JAN ODEGARD, St. Paul

• • •

I'm not sure if state Sens. Michelle Benson and Sean Nienow simply don't understand MNsure or if they are deliberately trying to mislead people ("Are you worried about MNsure? We sure are," Sept. 21).

The alarm that "not a single dollar" has yet gone toward medication for seniors is completely misplaced. MNsure isn't for seniors; Medicare policies won't be sold through MNsure or any of the other "Obamacare" exchanges. Further, coverage purchased through the new exchange doesn't begin until Jan. 1, 2014 — so it's also hardly an outrage that "checkups for kids and preventive care for women" haven't yet been paid for.

As for the security concerns: An employee — since fired — attached the wrong file to an e-mail. That's absolutely a serious concern. However, it was not a breach of the MNsure website. No consumer data was released, and the data did not pass through the site that consumers will use to compare and purchase insurance.

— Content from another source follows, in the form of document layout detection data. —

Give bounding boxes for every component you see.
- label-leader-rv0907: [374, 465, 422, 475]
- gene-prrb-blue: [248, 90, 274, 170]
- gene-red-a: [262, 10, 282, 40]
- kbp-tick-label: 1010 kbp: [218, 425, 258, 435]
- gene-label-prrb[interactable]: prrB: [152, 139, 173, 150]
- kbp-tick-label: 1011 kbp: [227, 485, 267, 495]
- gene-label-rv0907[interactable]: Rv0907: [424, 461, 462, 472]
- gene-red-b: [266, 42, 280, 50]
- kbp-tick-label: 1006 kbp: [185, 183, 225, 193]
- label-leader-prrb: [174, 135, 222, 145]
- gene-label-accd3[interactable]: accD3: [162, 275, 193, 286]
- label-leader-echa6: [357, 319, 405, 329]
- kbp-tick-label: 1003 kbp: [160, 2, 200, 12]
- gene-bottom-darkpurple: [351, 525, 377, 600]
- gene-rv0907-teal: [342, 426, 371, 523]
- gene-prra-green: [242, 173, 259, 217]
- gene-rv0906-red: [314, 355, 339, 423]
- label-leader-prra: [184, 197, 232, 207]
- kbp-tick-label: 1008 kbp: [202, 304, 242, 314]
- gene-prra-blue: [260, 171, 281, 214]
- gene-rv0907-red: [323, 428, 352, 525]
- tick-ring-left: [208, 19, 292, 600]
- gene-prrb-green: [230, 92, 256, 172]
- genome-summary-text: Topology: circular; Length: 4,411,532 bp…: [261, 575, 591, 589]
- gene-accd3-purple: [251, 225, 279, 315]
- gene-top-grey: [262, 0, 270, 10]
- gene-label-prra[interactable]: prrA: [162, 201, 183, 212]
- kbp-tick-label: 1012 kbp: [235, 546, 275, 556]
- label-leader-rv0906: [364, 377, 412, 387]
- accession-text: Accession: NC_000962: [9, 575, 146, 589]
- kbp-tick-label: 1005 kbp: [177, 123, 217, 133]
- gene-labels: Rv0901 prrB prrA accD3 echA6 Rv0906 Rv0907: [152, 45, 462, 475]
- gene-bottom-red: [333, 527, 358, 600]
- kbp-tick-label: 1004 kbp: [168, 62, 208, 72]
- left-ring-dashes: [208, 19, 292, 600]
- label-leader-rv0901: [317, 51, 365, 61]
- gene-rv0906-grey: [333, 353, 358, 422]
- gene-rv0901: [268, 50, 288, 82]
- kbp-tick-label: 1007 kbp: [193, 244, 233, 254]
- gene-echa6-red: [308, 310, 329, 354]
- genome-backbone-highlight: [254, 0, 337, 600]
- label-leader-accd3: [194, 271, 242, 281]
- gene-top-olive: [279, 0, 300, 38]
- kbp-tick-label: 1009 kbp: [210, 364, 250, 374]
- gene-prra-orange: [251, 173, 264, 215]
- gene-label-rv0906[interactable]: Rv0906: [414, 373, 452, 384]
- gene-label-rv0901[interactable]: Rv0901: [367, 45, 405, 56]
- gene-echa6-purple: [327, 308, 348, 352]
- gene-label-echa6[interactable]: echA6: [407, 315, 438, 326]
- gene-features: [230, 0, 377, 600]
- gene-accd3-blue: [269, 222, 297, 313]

CARLA ANDERSON, Bloomington

• • •

FEDERAL STALEMATE

Debating the burden of a shutdown

My husband and I have been anticipating a long-planned Amtrak trip to Glacier National Park, but with the uncertainty of a possible government shutdown, we've had to rethink those plans.

If the government closes, Amtrak might not run. If the government closes, Glacier National Park will be closed. Worried, I called the Amtrak reservation number to inquire about cancellation penalties.

As I was talking with the pleasant gentleman who answered, it occurred to me that, to this man, this is about more than a ruined trip; it may mean no paycheck.

he car rental and hotel we are booked for will have one less customer during their slower season. The park rangers will be furloughed. The train attendants, conductor and engineers may not be able to make their mortgage payments.

My husband and I can always travel another time, but these people are innocent pawns in a selfish partisan showdown.

JODY KOCI, Burnsville

• • •

Fear and money. Those are two major components of our current political system.

Not reason or facts. And journalism fails us by utilizing press-release reporting that never delves into a story, but takes at face value what politicians say.

Take the looming government shutdown. Wailing is at a fever pitch over the terrible consequences when government "closes its doors."

Well, in the last shutdown in 1995-96, critical government operations continued, and when it was all over, Congress granted back pay to those who had to stay home, meaning that government employees didn't lose a dime.

Can we end this endless cycle of misinformation, bombastic rhetoric and media manipulation?

Yes, by public financing of elections that would allow intelligent, reasonable and principled candidates to ask for our votes.

RICHARD BREITMAN, Minneapolis
• • •
HUNTING

Intemperate criticism misses several points

The staff of the Star Tribune editorial pages must surely have chuckled when they decided to run the offensive Sept. 22 letter ("Treat killer cats and hunters the same") that called for Minnesota's hunters to be neutered. I'm not laughing.

Besides leading the battle to conserve habitat to the benefit of all state wildlife, hunters nationwide positively impact the economy by more than $24.9 billion annually. We support more than 600,000 jobs, many of them in this state.

The letter writer also is out of touch on one other matter: The fastest-growing demographic in hunting is the growing number of young females taking up the sport.

STEVE PENNAZ, Independence
• • •
HIP-HOP MUSIC

There, you'll find the good, bad and ugly

Gilbert Newman Perkins provides an interesting and informed perspective on rap music ("Bring in the noise? No, it's poetry," Sept. 23), although he is strangely insensitive to its all-too-common degradation of women.

Incongruous to this literary review of the linguistic subtleties of the genre is his secondhand opinion tossed off without support or rationale that fatherless homes result from unemployment.

It is clear to anyone who really wants to know that the separation of sex from commitment has justified irresponsibility by men and lack of a father has made young women unaware that they deserve better than they are getting from men. And rap tells the whole story, whether in iambic pentameter or not.